Nous demandons à Édouard Philippe de ne pas détruire la ZAD

Les constructions de la ZAD rappellent qu’un mode d’habitation organise une façon d’être au monde. Plus de 50 000 personnes ont signé une pétition pour les défendre. Alors que le gouvernement menace toujours d’expulser une partie de la ZAD, voici une lettre-type à envoyer au premier ministre, Édouard Philippe, au ministre de la Transition écologique et solidaire, Nicolas Hulot ainsi qu’à la préfète des pays de la Loire, Nicole Klein.

Il y a une dizaine de jours, Mediapart relayait une tribune signée par des architectes, des chercheurs et de nombreuses personnalités, visant à rappeler l’inestimable valeur des habitations qui ont germé sur la ZAD de Notre-dame-des-Landes, et qui pour certaines d’entre elles s’apprêtaient à être détruites. La pétition qui a découlé de cette tribune a déjà rassemblée plus de 50 000 signataires. Nous vous invitons à participer à une action de masse pour montrer votre soutien à ce qui se vit ici dans le bocage en écrivant à différent décideurs politiques. Comme vous l'avez sans doute suivi, les derniers dix jours passés ont été très intenses sur la ZAD, de nombreuses cabanes et infrastructures agricoles ont été détruites. Comme il fallait s'y attendre, la résistance a été acharnée, à la mesure de l'attachement des personnes à leurs lieux de vie et outils de travail, à la mesure du combat contre l'aéroport et son monde qu'ils ont gagné de haute lutte, à la mesure de l'espoir qu'a réveillé le mouvement d'occupation et les alternatives qui s'y sont développées.

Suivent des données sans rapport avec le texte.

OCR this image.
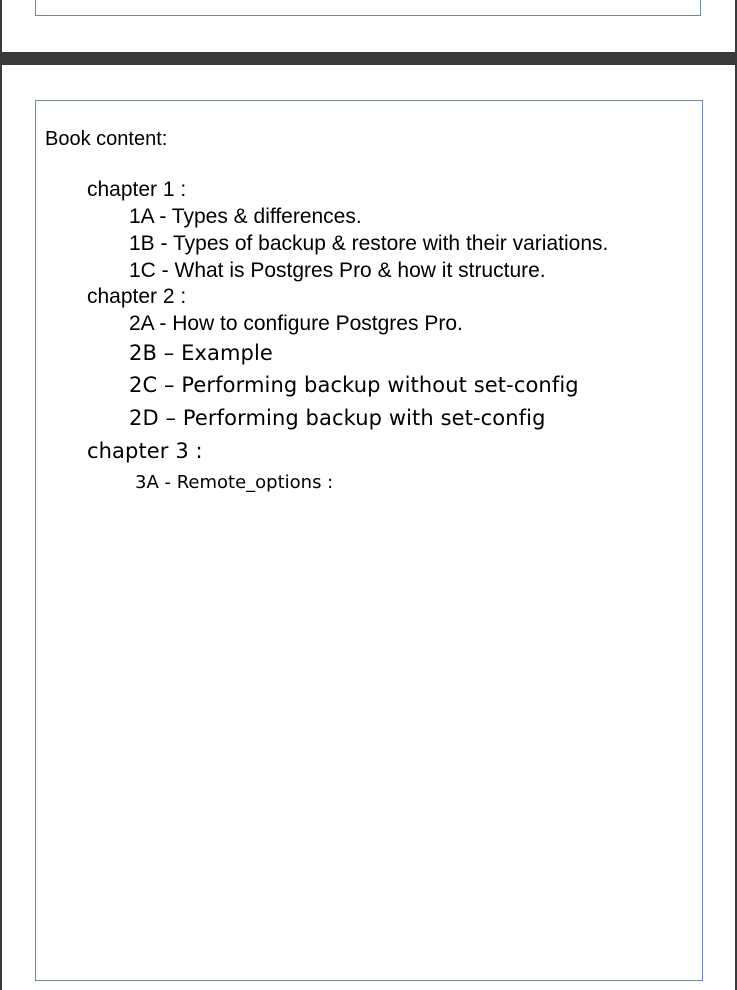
Book content:
chapter 1 :
1A - Types & differences.
1B - Types of backup & restore with their variations.
1C - What is Postgres Pro & how it structure.
chapter 2 :
2A - How to configure Postgres Pro.
2B – Example
2C – Performing backup without set-config
2D – Performing backup with set-config
chapter 3 :
3A - Remote_options :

Aujourd'hui, des « négociations » ont eu lieu entre des représentants du mouvement anti-aéroport et la Préfète, mais un ultimatum persiste pour le 23 avril, qui tente encore et toujours d'enfermer les projets et les habitations dans un cadre restrictif et inadapté à la diversité des démarches.

Il est fort probable au regard des actes posés par le gouvernement dans les dix jours passés, que la proposition des zadistes soit refusée en bloc par le gouvernement en train de se radicaliser, et que la violence d'état continue de sévir à Notre Dame des Landes. D'autres lieux, peut-être tous, pourraient alors être détruits menaçant ainsi encore un peu plus cette expérimentation sociale socio-écologique unique en Europe.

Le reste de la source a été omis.